Knowing where your data is
Another big challenge organizations face is knowing both where all of the private, sensitive data within their organization resides and who is responsible for taking care of it. Many businesses are unclear about this, because their data is siloed in different departments such as sales, marketing, finance, services and so on.
Under GDPR, the data controller (that’s a real person) must respond to subject access requests within a month, with the possibility of extending this period for particularly complex requests. This is typically more stringent than existing regulations.
Under the UK’s Data Protection Act, for example, the response time is 40 days. In addition, the rights for data subjects are not restricted to data access: GDPR also mandates the right for rectification, the right for erasure (also known as the right to be forgotten), the right to restrict data processing, the right to object to data processing and the right to not be evaluated on the basis of automated processing. All those rights have significant impact on data management practices.
Putting a response in place
So given the issues outlined above, how can organizations best respond to the challenge with respect to their data management practices? In our view, this should start by carrying out an inventory of data so that they at least know exactly what they have and where it is located.
Once a clear map of the data has been developed, companies will be better placed to start assigning responsibility for looking after it.
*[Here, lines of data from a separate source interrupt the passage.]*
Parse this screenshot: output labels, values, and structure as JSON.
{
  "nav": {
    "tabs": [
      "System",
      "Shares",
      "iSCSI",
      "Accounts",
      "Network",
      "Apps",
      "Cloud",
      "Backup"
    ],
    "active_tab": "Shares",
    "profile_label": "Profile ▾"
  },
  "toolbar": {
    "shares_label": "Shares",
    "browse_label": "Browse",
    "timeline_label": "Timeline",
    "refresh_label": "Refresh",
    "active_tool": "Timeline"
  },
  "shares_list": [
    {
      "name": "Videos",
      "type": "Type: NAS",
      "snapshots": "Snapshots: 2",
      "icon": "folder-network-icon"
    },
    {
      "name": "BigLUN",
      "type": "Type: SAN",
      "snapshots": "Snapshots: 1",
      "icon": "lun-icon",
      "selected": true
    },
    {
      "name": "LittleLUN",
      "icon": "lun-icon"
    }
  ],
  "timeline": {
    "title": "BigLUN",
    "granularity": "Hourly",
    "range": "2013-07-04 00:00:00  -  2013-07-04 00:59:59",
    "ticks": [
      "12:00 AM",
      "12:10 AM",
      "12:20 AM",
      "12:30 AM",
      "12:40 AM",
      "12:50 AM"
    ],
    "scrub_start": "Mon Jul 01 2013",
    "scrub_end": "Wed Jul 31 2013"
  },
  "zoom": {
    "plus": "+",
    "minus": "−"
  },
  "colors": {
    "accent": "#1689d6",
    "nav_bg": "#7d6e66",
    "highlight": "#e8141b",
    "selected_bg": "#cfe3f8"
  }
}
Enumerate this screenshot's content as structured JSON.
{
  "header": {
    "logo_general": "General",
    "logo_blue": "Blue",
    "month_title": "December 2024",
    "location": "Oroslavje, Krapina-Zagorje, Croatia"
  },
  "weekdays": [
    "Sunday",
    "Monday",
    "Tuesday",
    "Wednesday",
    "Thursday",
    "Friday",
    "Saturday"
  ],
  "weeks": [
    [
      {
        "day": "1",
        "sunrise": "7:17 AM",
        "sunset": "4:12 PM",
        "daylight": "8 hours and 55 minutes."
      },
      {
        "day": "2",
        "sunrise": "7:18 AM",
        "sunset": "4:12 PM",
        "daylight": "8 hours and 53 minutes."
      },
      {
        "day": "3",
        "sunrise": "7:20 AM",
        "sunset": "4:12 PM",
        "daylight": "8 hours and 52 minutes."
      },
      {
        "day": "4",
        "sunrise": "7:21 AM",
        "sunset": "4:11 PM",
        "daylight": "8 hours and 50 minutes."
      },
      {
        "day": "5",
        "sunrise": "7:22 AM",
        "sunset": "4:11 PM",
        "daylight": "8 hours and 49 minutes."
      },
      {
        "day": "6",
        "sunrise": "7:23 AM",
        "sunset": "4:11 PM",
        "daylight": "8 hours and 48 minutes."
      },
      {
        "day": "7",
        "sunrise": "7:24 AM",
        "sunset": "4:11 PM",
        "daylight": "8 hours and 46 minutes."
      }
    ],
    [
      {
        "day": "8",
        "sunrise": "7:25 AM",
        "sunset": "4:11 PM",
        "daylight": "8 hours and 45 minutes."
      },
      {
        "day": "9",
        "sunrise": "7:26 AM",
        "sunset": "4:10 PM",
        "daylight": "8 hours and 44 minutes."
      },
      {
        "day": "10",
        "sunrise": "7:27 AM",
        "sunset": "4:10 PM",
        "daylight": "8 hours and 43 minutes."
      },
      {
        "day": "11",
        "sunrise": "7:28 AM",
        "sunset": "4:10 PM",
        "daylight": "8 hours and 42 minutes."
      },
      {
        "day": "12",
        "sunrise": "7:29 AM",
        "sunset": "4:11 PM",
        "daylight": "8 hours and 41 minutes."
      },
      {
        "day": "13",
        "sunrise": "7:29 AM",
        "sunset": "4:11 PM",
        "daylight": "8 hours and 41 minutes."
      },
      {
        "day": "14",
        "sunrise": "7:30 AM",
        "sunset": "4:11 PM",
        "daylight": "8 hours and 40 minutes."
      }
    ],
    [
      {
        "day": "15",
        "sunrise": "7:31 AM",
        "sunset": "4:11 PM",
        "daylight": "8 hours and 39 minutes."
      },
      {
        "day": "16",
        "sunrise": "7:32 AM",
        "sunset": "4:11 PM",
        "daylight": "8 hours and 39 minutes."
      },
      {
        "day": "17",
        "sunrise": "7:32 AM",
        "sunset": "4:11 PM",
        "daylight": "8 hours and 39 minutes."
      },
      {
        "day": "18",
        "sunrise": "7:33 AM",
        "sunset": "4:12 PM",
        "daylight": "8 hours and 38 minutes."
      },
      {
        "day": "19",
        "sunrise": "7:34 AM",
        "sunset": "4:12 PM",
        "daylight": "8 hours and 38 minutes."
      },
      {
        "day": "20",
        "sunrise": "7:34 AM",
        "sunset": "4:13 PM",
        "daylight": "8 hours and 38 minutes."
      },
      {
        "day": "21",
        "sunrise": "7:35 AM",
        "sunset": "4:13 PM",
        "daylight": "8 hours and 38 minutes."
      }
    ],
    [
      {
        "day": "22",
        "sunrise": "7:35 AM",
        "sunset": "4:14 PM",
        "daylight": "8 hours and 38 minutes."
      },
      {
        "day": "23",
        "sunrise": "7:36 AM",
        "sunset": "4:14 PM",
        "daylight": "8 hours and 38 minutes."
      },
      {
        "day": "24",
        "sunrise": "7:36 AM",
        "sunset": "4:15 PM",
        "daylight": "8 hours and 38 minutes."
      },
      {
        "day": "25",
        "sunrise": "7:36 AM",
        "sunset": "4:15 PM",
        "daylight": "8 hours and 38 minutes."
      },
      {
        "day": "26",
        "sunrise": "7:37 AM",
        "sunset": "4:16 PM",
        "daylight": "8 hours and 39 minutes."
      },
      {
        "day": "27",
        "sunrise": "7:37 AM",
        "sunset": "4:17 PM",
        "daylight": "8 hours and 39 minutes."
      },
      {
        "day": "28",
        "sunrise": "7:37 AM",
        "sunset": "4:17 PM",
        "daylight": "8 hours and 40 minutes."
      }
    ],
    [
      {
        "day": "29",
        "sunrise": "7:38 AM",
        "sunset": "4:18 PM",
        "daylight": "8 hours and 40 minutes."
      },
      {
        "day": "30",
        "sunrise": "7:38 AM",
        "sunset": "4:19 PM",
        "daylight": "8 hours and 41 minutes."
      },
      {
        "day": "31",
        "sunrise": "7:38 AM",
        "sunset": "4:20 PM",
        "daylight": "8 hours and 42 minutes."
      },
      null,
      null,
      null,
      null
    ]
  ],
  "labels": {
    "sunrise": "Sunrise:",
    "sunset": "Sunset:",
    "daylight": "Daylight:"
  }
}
This is, in a sense, the minimum requirement. However, this can then start to act as the foundation for establishing a stronger data governance policy which is a key element of what GDPR requires.
Closely linked to data governance is the issue of data quality – an especially pressing concern when organizations are building out their IoT capability. That’s because the desire to keep costs down in the IoT world often means that organizations are forced to work with low-quality networks and data quality may suffer as a result.
In the context of GDPR, data quality and harmonization can be a critical concern, particularly if it makes it difficult for the organization to achieve ‘a single view’ of the customer – something which is mandated by the regulation. One of the most significant data quality issues in this context derives from the business keeping separate siloed pools of data which are not readily integrated.
Take, for example, a scenario where the business knows a customer partly through IoT and partly through its marketing applications. If a customer then wants to know what private data the business holds on them and the organization ends up revealing only a fraction of that data, due to the existence of these separate data pools, then ultimately it is the organization’s responsibility that a full set of data has not been provided.
That, in turn, is likely to be a breach of GDPR. It’s a stark warning that, in order to comply, organizations need to effectively reconcile the information they get from different parts of their organization, including data nodes belonging to or residing in the IoT.
Scoping out the IoT data challenge
IoT is set to bring a raft of benefits to organizations across the world as they generate vast volumes of new data that they can subsequently leverage to help drive the decision-making process. Because IoT enables companies to connect the physical and the digital world, it provides them with the potential to shape the future of customer experiences. However, as this article suggests, this data brings challenges not least in its implications for data privacy and the consequent challenges that businesses will face in achieving GDPR compliance.
With May 2018 fast approaching, time is rapidly running out for businesses. If they want to take advantage of the IoT and ensure they comply with GDPR, they need to put these issues on their boardroom agenda and start actively addressing them right away.